You can see the end result here /archive.
Year pages
Whereas the tag index page is at /tags
and each tag page is under that eg. /tags/Azure
, for the posts I realised it made more sense to have them appear to reside within the blog post hierarchy. eg. /2005
.
To achieve this, we create a file /src/pages/[year]/index.astro
. So yes, the subdirectory is named [year]
.
Again, we leverage Astro’s dynamic routes, and infer the year as a parameter from the directory name. Dynamic routes allow you to do that for directories as well as files.
We group all the posts by year, and then ensure that for each year they’re sorted chronologically. A link is then made back to the original post.
---
import { getCollection } from "astro:content";
import getPostsByGroupCondition from "../../scripts/getPostsByGroupCondition";
import { DateTime } from "luxon";
import BaseLayout from "../../layouts/BaseLayout.astro";
import type {
InferGetStaticParamsType,
InferGetStaticPropsType,
GetStaticPaths,
} from "astro";
import onlyCurrent from "../../scripts/filters";
export const getStaticPaths = (async () => {
const posts = (await getCollection("blog")).filter(onlyCurrent);
const years = Object.entries(
getPostsByGroupCondition(posts, (post) =>
DateTime.fromISO(post.data.date).toJSDate().getFullYear()
)
)
.sort(([yearA], [yearB]) => Number(yearB) - Number(yearA))

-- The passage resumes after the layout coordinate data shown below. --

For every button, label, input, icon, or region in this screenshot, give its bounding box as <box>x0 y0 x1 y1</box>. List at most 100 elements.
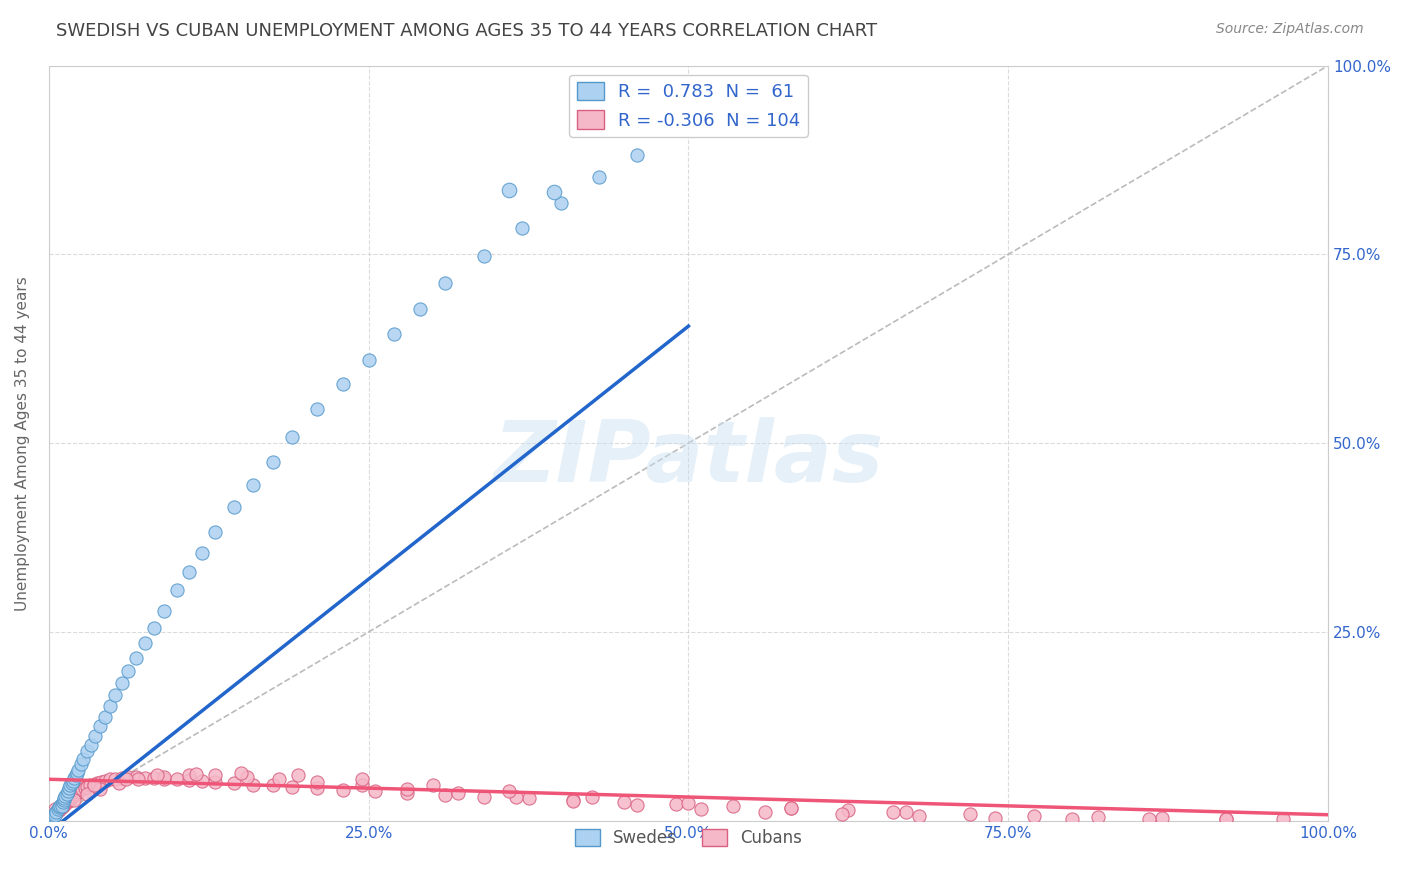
Point <box>56 783 79 797</box>
Point <box>184 767 207 781</box>
Text: Source: ZipAtlas.com: Source: ZipAtlas.com <box>1216 22 1364 37</box>
Point <box>166 583 188 598</box>
Point <box>588 170 610 185</box>
Point <box>224 776 246 790</box>
Point <box>1022 808 1045 822</box>
Point <box>1062 812 1084 826</box>
Text: SWEDISH VS CUBAN UNEMPLOYMENT AMONG AGES 35 TO 44 YEARS CORRELATION CHART: SWEDISH VS CUBAN UNEMPLOYMENT AMONG AGES… <box>56 22 877 40</box>
Point <box>153 770 176 784</box>
Point <box>45 805 67 819</box>
Point <box>51 800 73 814</box>
Point <box>98 698 121 713</box>
Point <box>83 729 105 743</box>
Point <box>281 430 304 444</box>
Point <box>434 788 457 802</box>
Point <box>581 789 603 804</box>
Point <box>53 792 76 806</box>
Point <box>754 805 776 819</box>
Point <box>41 807 63 822</box>
Point <box>108 776 131 790</box>
Point <box>104 772 127 786</box>
Point <box>45 805 67 819</box>
Point <box>52 798 75 813</box>
Point <box>179 768 201 782</box>
Y-axis label: Unemployment Among Ages 35 to 44 years: Unemployment Among Ages 35 to 44 years <box>15 276 30 610</box>
Point <box>422 778 444 792</box>
Point <box>472 249 495 263</box>
Point <box>894 805 917 820</box>
Point <box>1272 812 1295 826</box>
Point <box>721 799 744 814</box>
Point <box>66 785 89 799</box>
Point <box>984 811 1007 825</box>
Point <box>48 800 70 814</box>
Point <box>907 809 929 823</box>
Point <box>86 776 108 790</box>
Point <box>690 802 713 816</box>
Point <box>395 782 418 797</box>
Point <box>831 807 853 822</box>
Point <box>665 797 688 812</box>
Point <box>46 804 69 818</box>
Point <box>352 778 374 792</box>
Point <box>224 500 246 515</box>
Point <box>142 621 165 635</box>
Point <box>117 665 139 679</box>
Point <box>307 774 329 789</box>
Point <box>66 766 89 780</box>
Point <box>94 773 117 788</box>
Point <box>307 402 329 417</box>
Point <box>146 768 169 782</box>
Point <box>153 772 176 786</box>
Point <box>613 795 636 809</box>
Point <box>332 782 354 797</box>
Point <box>62 789 84 803</box>
Point <box>191 773 214 788</box>
Point <box>352 772 374 787</box>
Point <box>562 794 585 808</box>
Point <box>166 772 188 787</box>
Point <box>837 803 859 817</box>
Point <box>117 770 139 784</box>
Point <box>65 768 87 782</box>
Point <box>779 801 801 815</box>
Point <box>56 785 79 799</box>
Point <box>779 801 801 815</box>
Point <box>678 796 700 810</box>
Point <box>447 786 470 800</box>
Point <box>53 791 76 805</box>
Point <box>472 789 495 804</box>
Point <box>104 688 127 702</box>
Point <box>882 805 904 819</box>
Point <box>267 772 290 786</box>
Point <box>111 771 134 785</box>
Point <box>395 786 418 800</box>
Point <box>52 795 75 809</box>
Point <box>76 780 98 794</box>
Point <box>76 788 98 802</box>
Point <box>114 772 136 787</box>
Point <box>60 776 83 790</box>
Point <box>127 772 149 787</box>
Point <box>60 790 83 805</box>
Point <box>90 774 112 789</box>
Legend: Swedes, Cubans: Swedes, Cubans <box>568 822 808 854</box>
Point <box>204 768 226 782</box>
Point <box>51 798 73 813</box>
Point <box>626 147 648 161</box>
Point <box>42 808 65 822</box>
Point <box>134 771 156 785</box>
Point <box>44 802 66 816</box>
Point <box>357 353 380 368</box>
Point <box>434 276 457 290</box>
Point <box>505 790 527 805</box>
Point <box>69 783 91 797</box>
Point <box>409 301 432 316</box>
Point <box>63 771 86 785</box>
Point <box>79 778 101 792</box>
Point <box>76 744 98 758</box>
Point <box>134 636 156 650</box>
Point <box>69 757 91 772</box>
Point <box>55 789 77 803</box>
Point <box>55 787 77 801</box>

.map(([year, yearGroup]) => ({
params: { year },
props: {
posts: yearGroup.sort(
(a, b) =>
DateTime.fromISO(a.data.date).toJSDate().getTime() -
DateTime.fromISO(b.data.date).toJSDate().getTime()
),
},
}));
return years;
}) satisfies GetStaticPaths;
type Params = InferGetStaticParamsType<typeof getStaticPaths>;
type Props = InferGetStaticPropsType<typeof getStaticPaths>;
const { year } = Astro.params as Params;
const { posts } = Astro.props as Props;
const pageTitle = `Posts from ${year}`;
const frontmatter = {
description: `Summary list of posts from the year ${year}`,
};
function formatDateWithSuffix(dateString: string) {
const date = DateTime.fromISO(dateString);
const day = date.day;
const suffix =
day % 10 === 1 && day !== 11
? "st"
: day % 10 === 2 && day !== 12
? "nd"
: day % 10 === 3 && day !== 13
? "rd"
: "th";
return `${date.toFormat("d")}${suffix} ${date.toFormat("MMMM")}`;
}
---
<BaseLayout pageTitle={pageTitle} frontmatter={frontmatter}>
<h1>{year}</h1>
<ul class="list-none">
{
posts.map((post) => (
<li>
<time datetime={post.data.date} class="text-gray-500">
{formatDateWithSuffix(post.data.date)}
</time>
- <a href={`/${post.id}`}>{post.data.title}</a>
</li>
))
}
</ul>
</BaseLayout>
Here’s the live version for /2025.
If I wanted, I could do something similar for months in the year. I think it’s fine just at the year level but I don’t think it would be too tricky to add later on.